Eu costumo esconder a verdade.

Eu sei que é mentir, mas não que isso seja tão ruim assim. Mentiras muitas vezes contadas, se tornam verdades. Então, porque não mentir? Mentir até cair na sua própria armadilha, se iludir com algo que pode ser bem melhor do que a realidade? Olhar pra trás e ver que sua vida não foi tão ruim, quando na verdade, por debaixo daquelas imagens do passado, coladas com super-cola, não havia nada? Mentir com o intuito de se sentir melhor, de esquecer, de se curar, viver. Viver em uma vida que não foi sua, na história que você quiser criar, não me parece tão má ideia assim. Contar histórias magníficas, mudar de alma, ser alguém diferente todo dia; privar as pessoas das suas verdades tediosas, dos seus problemas dolorosos, abrir a boca pra sorrir ao invés de jogar os problemas nos ombros e ter que conviver com uma escoliose emocional. Se todo mundo mentisse e mudasse seus papéis na história da vida, todo dia, a verdade seria a vilã, a maldita que persegue todos com suas sete cabeças e suas dentaduras afiadas. Para mim, é como a verdade é: ninguém gosta muito de saber da realidade; ninguém quer saber se está realmente bonito quando perguntam "essa roupa ficou boa em mim?". As pessoas querem ser bonitas, mesmo quando não são, querem ser ricas, mesmo quando não podem, querem a mentira para completar a felicidade.
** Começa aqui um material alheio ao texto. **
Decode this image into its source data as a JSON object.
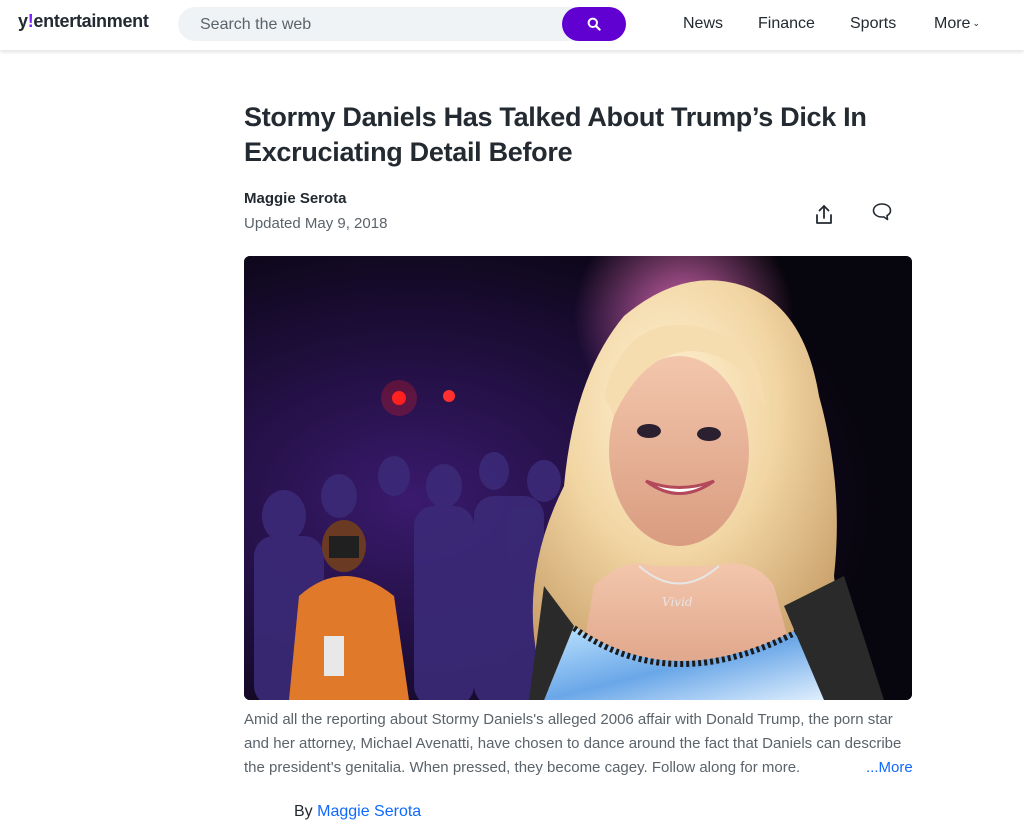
{
  "header": {
    "logo_y": "y",
    "logo_bang": "!",
    "logo_text": "entertainment",
    "search_placeholder": "Search the web",
    "nav": [
      "News",
      "Finance",
      "Sports",
      "More"
    ]
  },
  "article": {
    "title": "Stormy Daniels Has Talked About Trump’s Dick In Excruciating Detail Before",
    "author": "Maggie Serota",
    "updated": "Updated May 9, 2018",
    "summary": "Amid all the reporting about Stormy Daniels's alleged 2006 affair with Donald Trump, the porn star and her attorney, Michael Avenatti, have chosen to dance around the fact that Daniels can describe the president's genitalia. When pressed, they become cagey. Follow along for more.",
    "more_label": "...More",
    "byline_prefix": "By",
    "byline_author": "Maggie Serota"
  },
  "icons": {
    "search": "search-icon",
    "share": "share-icon",
    "comment": "comment-icon",
    "chevron": "chevron-down-icon"
  },
  "colors": {
    "brand_purple": "#6001d2",
    "link_blue": "#0f69ff",
    "text": "#232a31",
    "muted": "#5b636a"
  }
}
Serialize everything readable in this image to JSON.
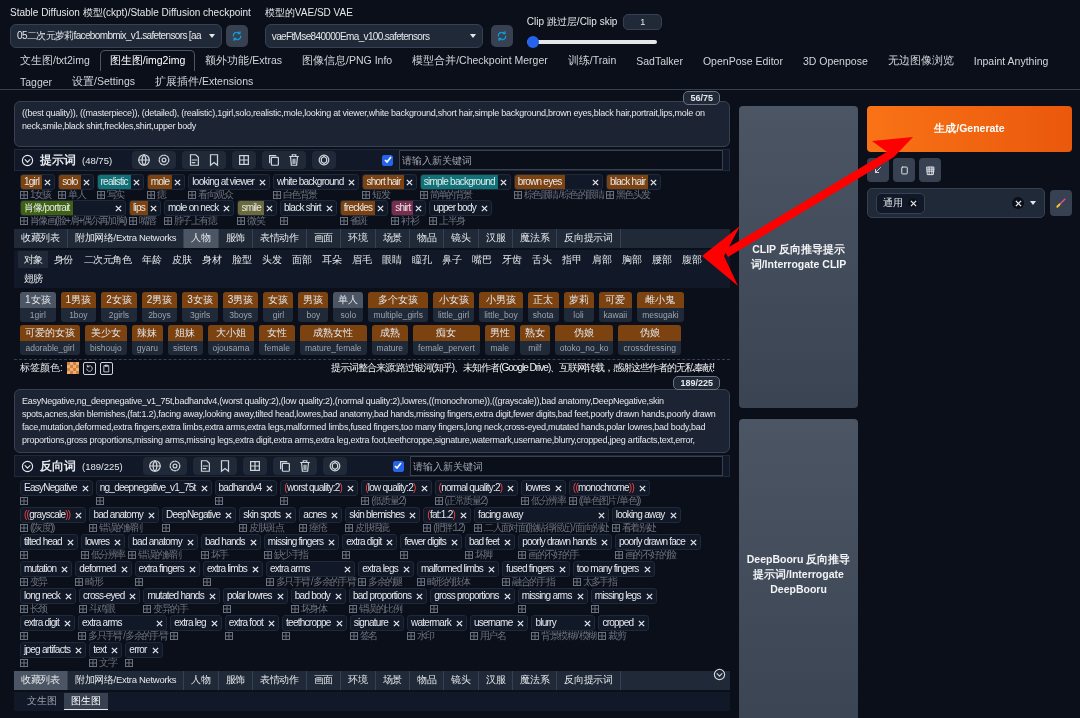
{
  "top": {
    "checkpoint": {
      "label": "Stable Diffusion 模型(ckpt)/Stable Diffusion checkpoint",
      "value": "05二次元萝莉facebombmix_v1.safetensors [aa"
    },
    "vae": {
      "label": "模型的VAE/SD VAE",
      "value": "vaeFtMse840000Ema_v100.safetensors"
    },
    "clip_skip": {
      "label": "Clip 跳过层/Clip skip",
      "value": "1",
      "level": 0
    }
  },
  "tabs": [
    {
      "label": "文生图/txt2img",
      "selected": false
    },
    {
      "label": "图生图/img2img",
      "selected": true
    },
    {
      "label": "额外功能/Extras",
      "selected": false
    },
    {
      "label": "图像信息/PNG Info",
      "selected": false
    },
    {
      "label": "模型合并/Checkpoint Merger",
      "selected": false
    },
    {
      "label": "训练/Train",
      "selected": false
    },
    {
      "label": "SadTalker",
      "selected": false
    },
    {
      "label": "OpenPose Editor",
      "selected": false
    },
    {
      "label": "3D Openpose",
      "selected": false
    },
    {
      "label": "无边图像浏览",
      "selected": false
    },
    {
      "label": "Inpaint Anything",
      "selected": false
    },
    {
      "label": "Tagger",
      "selected": false
    },
    {
      "label": "设置/Settings",
      "selected": false
    },
    {
      "label": "扩展插件/Extensions",
      "selected": false
    }
  ],
  "prompt": {
    "counter": "56/75",
    "text": "((best quality)), ((masterpiece)), (detailed), (realistic),1girl,solo,realistic,mole,looking at viewer,white background,short hair,simple background,brown eyes,black hair,portrait,lips,mole on neck,smile,black shirt,freckles,shirt,upper body",
    "title": "提示词",
    "count": "(48/75)",
    "checked": true,
    "placeholder": "请输入新关键词",
    "tags": [
      {
        "text": "1girl",
        "color": "#7c4210",
        "translation": "1女孩"
      },
      {
        "text": "solo",
        "color": "#7c4210",
        "translation": "单人"
      },
      {
        "text": "realistic",
        "color": "#0f7276",
        "translation": "写实"
      },
      {
        "text": "mole",
        "color": "#7c4210",
        "translation": "痣"
      },
      {
        "text": "looking at viewer",
        "translation": "看向观众"
      },
      {
        "text": "white background",
        "translation": "白色背景"
      },
      {
        "text": "short hair",
        "color": "#7c4210",
        "translation": "短发"
      },
      {
        "text": "simple background",
        "color": "#0f7276",
        "translation": "简单的背景"
      },
      {
        "text": "brown eyes",
        "color": "#7c4210",
        "translation": "棕色眼睛 / 棕色的眼睛"
      },
      {
        "text": "black hair",
        "color": "#7c4210",
        "translation": "黑色头发"
      },
      {
        "text": "肖像/portrait",
        "color": "#3f6212",
        "translation": "肖像画(脸+肩+偶尔再加胸)"
      },
      {
        "text": "lips",
        "color": "#7c4210",
        "translation": "嘴唇"
      },
      {
        "text": "mole on neck",
        "translation": "脖子上有痣"
      },
      {
        "text": "smile",
        "color": "#6b6a3c",
        "translation": "微笑"
      },
      {
        "text": "black shirt"
      },
      {
        "text": "freckles",
        "color": "#7c4210",
        "translation": "雀斑"
      },
      {
        "text": "shirt",
        "color": "#7a2d4c",
        "translation": "衬衫"
      },
      {
        "text": "upper body",
        "translation": "上半身"
      }
    ]
  },
  "categories": [
    {
      "label": "收藏列表",
      "selected": false
    },
    {
      "label": "附加网络/Extra Networks",
      "selected": false
    },
    {
      "label": "人物",
      "selected": true
    },
    {
      "label": "服饰",
      "selected": false
    },
    {
      "label": "表情动作",
      "selected": false
    },
    {
      "label": "画面",
      "selected": false
    },
    {
      "label": "环境",
      "selected": false
    },
    {
      "label": "场景",
      "selected": false
    },
    {
      "label": "物品",
      "selected": false
    },
    {
      "label": "镜头",
      "selected": false
    },
    {
      "label": "汉服",
      "selected": false
    },
    {
      "label": "魔法系",
      "selected": false
    },
    {
      "label": "反向提示词",
      "selected": false
    }
  ],
  "subcategories": [
    {
      "label": "对象",
      "selected": true
    },
    {
      "label": "身份",
      "selected": false
    },
    {
      "label": "二次元角色",
      "selected": false
    },
    {
      "label": "年龄",
      "selected": false
    },
    {
      "label": "皮肤",
      "selected": false
    },
    {
      "label": "身材",
      "selected": false
    },
    {
      "label": "脸型",
      "selected": false
    },
    {
      "label": "头发",
      "selected": false
    },
    {
      "label": "面部",
      "selected": false
    },
    {
      "label": "耳朵",
      "selected": false
    },
    {
      "label": "眉毛",
      "selected": false
    },
    {
      "label": "眼睛",
      "selected": false
    },
    {
      "label": "瞳孔",
      "selected": false
    },
    {
      "label": "鼻子",
      "selected": false
    },
    {
      "label": "嘴巴",
      "selected": false
    },
    {
      "label": "牙齿",
      "selected": false
    },
    {
      "label": "舌头",
      "selected": false
    },
    {
      "label": "指甲",
      "selected": false
    },
    {
      "label": "肩部",
      "selected": false
    },
    {
      "label": "胸部",
      "selected": false
    },
    {
      "label": "腰部",
      "selected": false
    },
    {
      "label": "腹部",
      "selected": false
    },
    {
      "label": "翅膀",
      "selected": false
    }
  ],
  "keywords": [
    {
      "zh": "1女孩",
      "en": "1girl",
      "added": true
    },
    {
      "zh": "1男孩",
      "en": "1boy",
      "added": false
    },
    {
      "zh": "2女孩",
      "en": "2girls",
      "added": false
    },
    {
      "zh": "2男孩",
      "en": "2boys",
      "added": false
    },
    {
      "zh": "3女孩",
      "en": "3girls",
      "added": false
    },
    {
      "zh": "3男孩",
      "en": "3boys",
      "added": false
    },
    {
      "zh": "女孩",
      "en": "girl",
      "added": false
    },
    {
      "zh": "男孩",
      "en": "boy",
      "added": false
    },
    {
      "zh": "单人",
      "en": "solo",
      "added": true
    },
    {
      "zh": "多个女孩",
      "en": "multiple_girls",
      "added": false
    },
    {
      "zh": "小女孩",
      "en": "little_girl",
      "added": false
    },
    {
      "zh": "小男孩",
      "en": "little_boy",
      "added": false
    },
    {
      "zh": "正太",
      "en": "shota",
      "added": false
    },
    {
      "zh": "萝莉",
      "en": "loli",
      "added": false
    },
    {
      "zh": "可爱",
      "en": "kawaii",
      "added": false
    },
    {
      "zh": "雌小鬼",
      "en": "mesugaki",
      "added": false
    },
    {
      "zh": "可爱的女孩",
      "en": "adorable_girl",
      "added": false
    },
    {
      "zh": "美少女",
      "en": "bishoujo",
      "added": false
    },
    {
      "zh": "辣妹",
      "en": "gyaru",
      "added": false
    },
    {
      "zh": "姐妹",
      "en": "sisters",
      "added": false
    },
    {
      "zh": "大小姐",
      "en": "ojousama",
      "added": false
    },
    {
      "zh": "女性",
      "en": "female",
      "added": false
    },
    {
      "zh": "成熟女性",
      "en": "mature_female",
      "added": false
    },
    {
      "zh": "成熟",
      "en": "mature",
      "added": false
    },
    {
      "zh": "痴女",
      "en": "female_pervert",
      "added": false
    },
    {
      "zh": "男性",
      "en": "male",
      "added": false
    },
    {
      "zh": "熟女",
      "en": "milf",
      "added": false
    },
    {
      "zh": "伪娘",
      "en": "otoko_no_ko",
      "added": false
    },
    {
      "zh": "伪娘",
      "en": "crossdressing",
      "added": false
    }
  ],
  "tag_color_label": "标签颜色:",
  "credits": "提示词整合来源:路过银河(知乎)、未知作者(Google Drive)、互联网转载，感谢这些作者的无私奉献!",
  "negative": {
    "counter": "189/225",
    "text": "EasyNegative,ng_deepnegative_v1_75t,badhandv4,(worst quality:2),(low quality:2),(normal quality:2),lowres,((monochrome)),((grayscale)),bad anatomy,DeepNegative,skin spots,acnes,skin blemishes,(fat:1.2),facing away,looking away,tilted head,lowres,bad anatomy,bad hands,missing fingers,extra digit,fewer digits,bad feet,poorly drawn hands,poorly drawn face,mutation,deformed,extra fingers,extra limbs,extra arms,extra legs,malformed limbs,fused fingers,too many fingers,long neck,cross-eyed,mutated hands,polar lowres,bad body,bad proportions,gross proportions,missing arms,missing legs,extra digit,extra arms,extra leg,extra foot,teethcroppe,signature,watermark,username,blurry,cropped,jpeg artifacts,text,error,",
    "title": "反向词",
    "count": "(189/225)",
    "checked": true,
    "placeholder": "请输入新关键词",
    "tags": [
      {
        "text": "EasyNegative"
      },
      {
        "text": "ng_deepnegative_v1_75t"
      },
      {
        "text": "badhandv4"
      },
      {
        "text": "worst quality:2",
        "open": "(",
        "close": ")"
      },
      {
        "text": "low quality:2",
        "open": "(",
        "close": ")",
        "translation": "(低质量:2)"
      },
      {
        "text": "normal quality:2",
        "open": "(",
        "close": ")",
        "translation": "(正常质量:2)"
      },
      {
        "text": "lowres",
        "translation": "低分辨率"
      },
      {
        "text": "monochrome",
        "open": "((",
        "close": "))",
        "translation": "((单色图片 / 单色))"
      },
      {
        "text": "grayscale",
        "open": "((",
        "close": "))",
        "translation": "((灰度))"
      },
      {
        "text": "bad anatomy",
        "translation": "错误的解剖"
      },
      {
        "text": "DeepNegative"
      },
      {
        "text": "skin spots",
        "translation": "皮肤斑点"
      },
      {
        "text": "acnes",
        "translation": "痤疮"
      },
      {
        "text": "skin blemishes",
        "translation": "皮肤瑕疵"
      },
      {
        "text": "fat:1.2",
        "open": "(",
        "close": ")",
        "translation": "(肥胖:1.2)"
      },
      {
        "text": "facing away",
        "translation": "二人面对面(脸贴得很近) / 面向别处"
      },
      {
        "text": "looking away",
        "translation": "看着别处"
      },
      {
        "text": "tilted head"
      },
      {
        "text": "lowres",
        "translation": "低分辨率"
      },
      {
        "text": "bad anatomy",
        "translation": "错误的解剖"
      },
      {
        "text": "bad hands",
        "translation": "坏手"
      },
      {
        "text": "missing fingers",
        "translation": "缺少手指"
      },
      {
        "text": "extra digit"
      },
      {
        "text": "fewer digits"
      },
      {
        "text": "bad feet",
        "translation": "坏脚"
      },
      {
        "text": "poorly drawn hands",
        "translation": "画的不好的手"
      },
      {
        "text": "poorly drawn face",
        "translation": "画的不好的脸"
      },
      {
        "text": "mutation",
        "translation": "变异"
      },
      {
        "text": "deformed",
        "translation": "畸形"
      },
      {
        "text": "extra fingers"
      },
      {
        "text": "extra limbs"
      },
      {
        "text": "extra arms",
        "translation": "多只手臂 / 多余的手臂"
      },
      {
        "text": "extra legs",
        "translation": "多余的腿"
      },
      {
        "text": "malformed limbs",
        "translation": "畸形的肢体"
      },
      {
        "text": "fused fingers",
        "translation": "融合的手指"
      },
      {
        "text": "too many fingers",
        "translation": "太多手指"
      },
      {
        "text": "long neck",
        "translation": "长颈"
      },
      {
        "text": "cross-eyed",
        "translation": "斗鸡眼"
      },
      {
        "text": "mutated hands",
        "translation": "变异的手"
      },
      {
        "text": "polar lowres"
      },
      {
        "text": "bad body",
        "translation": "坏身体"
      },
      {
        "text": "bad proportions",
        "translation": "错误的比例"
      },
      {
        "text": "gross proportions"
      },
      {
        "text": "missing arms"
      },
      {
        "text": "missing legs"
      },
      {
        "text": "extra digit"
      },
      {
        "text": "extra arms",
        "translation": "多只手臂 / 多余的手臂"
      },
      {
        "text": "extra leg"
      },
      {
        "text": "extra foot"
      },
      {
        "text": "teethcroppe"
      },
      {
        "text": "signature",
        "translation": "签名"
      },
      {
        "text": "watermark",
        "translation": "水印"
      },
      {
        "text": "username",
        "translation": "用户名"
      },
      {
        "text": "blurry",
        "translation": "背景模糊 / 模糊"
      },
      {
        "text": "cropped",
        "translation": "裁剪"
      },
      {
        "text": "jpeg artifacts"
      },
      {
        "text": "text",
        "translation": "文字"
      },
      {
        "text": "error"
      }
    ]
  },
  "bottom_categories": [
    {
      "label": "收藏列表",
      "selected": true
    },
    {
      "label": "附加网络/Extra Networks",
      "selected": false
    },
    {
      "label": "人物",
      "selected": false
    },
    {
      "label": "服饰",
      "selected": false
    },
    {
      "label": "表情动作",
      "selected": false
    },
    {
      "label": "画面",
      "selected": false
    },
    {
      "label": "环境",
      "selected": false
    },
    {
      "label": "场景",
      "selected": false
    },
    {
      "label": "物品",
      "selected": false
    },
    {
      "label": "镜头",
      "selected": false
    },
    {
      "label": "汉服",
      "selected": false
    },
    {
      "label": "魔法系",
      "selected": false
    },
    {
      "label": "反向提示词",
      "selected": false
    }
  ],
  "bottom_subtabs": [
    {
      "label": "文生图",
      "selected": false
    },
    {
      "label": "图生图",
      "selected": true
    }
  ],
  "interrogate_clip": "CLIP 反向推导提示词/Interrogate CLIP",
  "interrogate_deepbooru": "DeepBooru 反向推导提示词/Interrogate DeepBooru",
  "generate": "生成/Generate",
  "styles": [
    {
      "label": "通用"
    }
  ]
}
Então, porque não mentir para se sentir mais feliz?
"Há dois momentos, Carolina, em que o amor é mais do que uma paixão, é uma loucura: É o momento em que se possui ou aquele em que se perde o objeto que se ama."

José de Alencar - A Viuvinha

Eu não entendo a sua volta.

Talvez eu não sentisse nada.

Eu não sabia se podia classificar dúvida como um sentimento, e naquele momento, era só o que eu tinha reconhecido. Eu não entendia nada das palavras que pairavam no ar. Separei-as, coloquei-as em uma ordem diferente, tentei lê-las de trás pra frente, mas continuava sem fazer sentido. Eu não entendia a sua volta, sua indecisão, suas palavras, suas mãos geladas, seu olhar culpado. Eu não entendia o que eu estava fazendo ali, te olhando com cara de... dúvida.
Comecei a pensar que quando você se calasse, seria minha vez de falar alguma coisa - qualquer coisa, só pra não te deixar ali, se sentindo sozinho, sentindo o vazio de alguém que tinha ficado para trás por decisão própria. Reli nossa história na minha cabeça, encaixei as palavras em alguns momentos e as coisas começaram a ficar mais claras. E então eu, finalmente, senti alguma coisa, uma coisa que fervia dentro de mim, sussurrando baixinho para os meus miolos: surre-o. Machuque-o assim como ele fez com você. E quando eu pensei nessa possibilidade, de te agredir fisicamente, ou psicologicamente, hesitei. Hesitei como as pessoas apaixonadas hesitam, aquelas que tem vontade de atirar em alguém, mas na mesma hora, pular na frente da bala.
Não era justo, você parecia um vício que largar era quase impossível. E quando eu me considerava limpa, vinha você pra me oferecer mais? Não aguentava mais aquela história de um dia ser seu grande amor, mas no outro dia não e resolvi acabar com tudo, naquele momento, com você na porta da minha casa, segurando as minhas mãos e balbuciando "perdão", "me desculpe", "eu sou um idiota" e "eu te amo" de um jeito particularmente adorável. Enquanto eu tentava vida nova, você veio pra perguntar se tudo o que eu sentia acabou.
Minha resposta foi: "Não. Mas eu quero que acabe".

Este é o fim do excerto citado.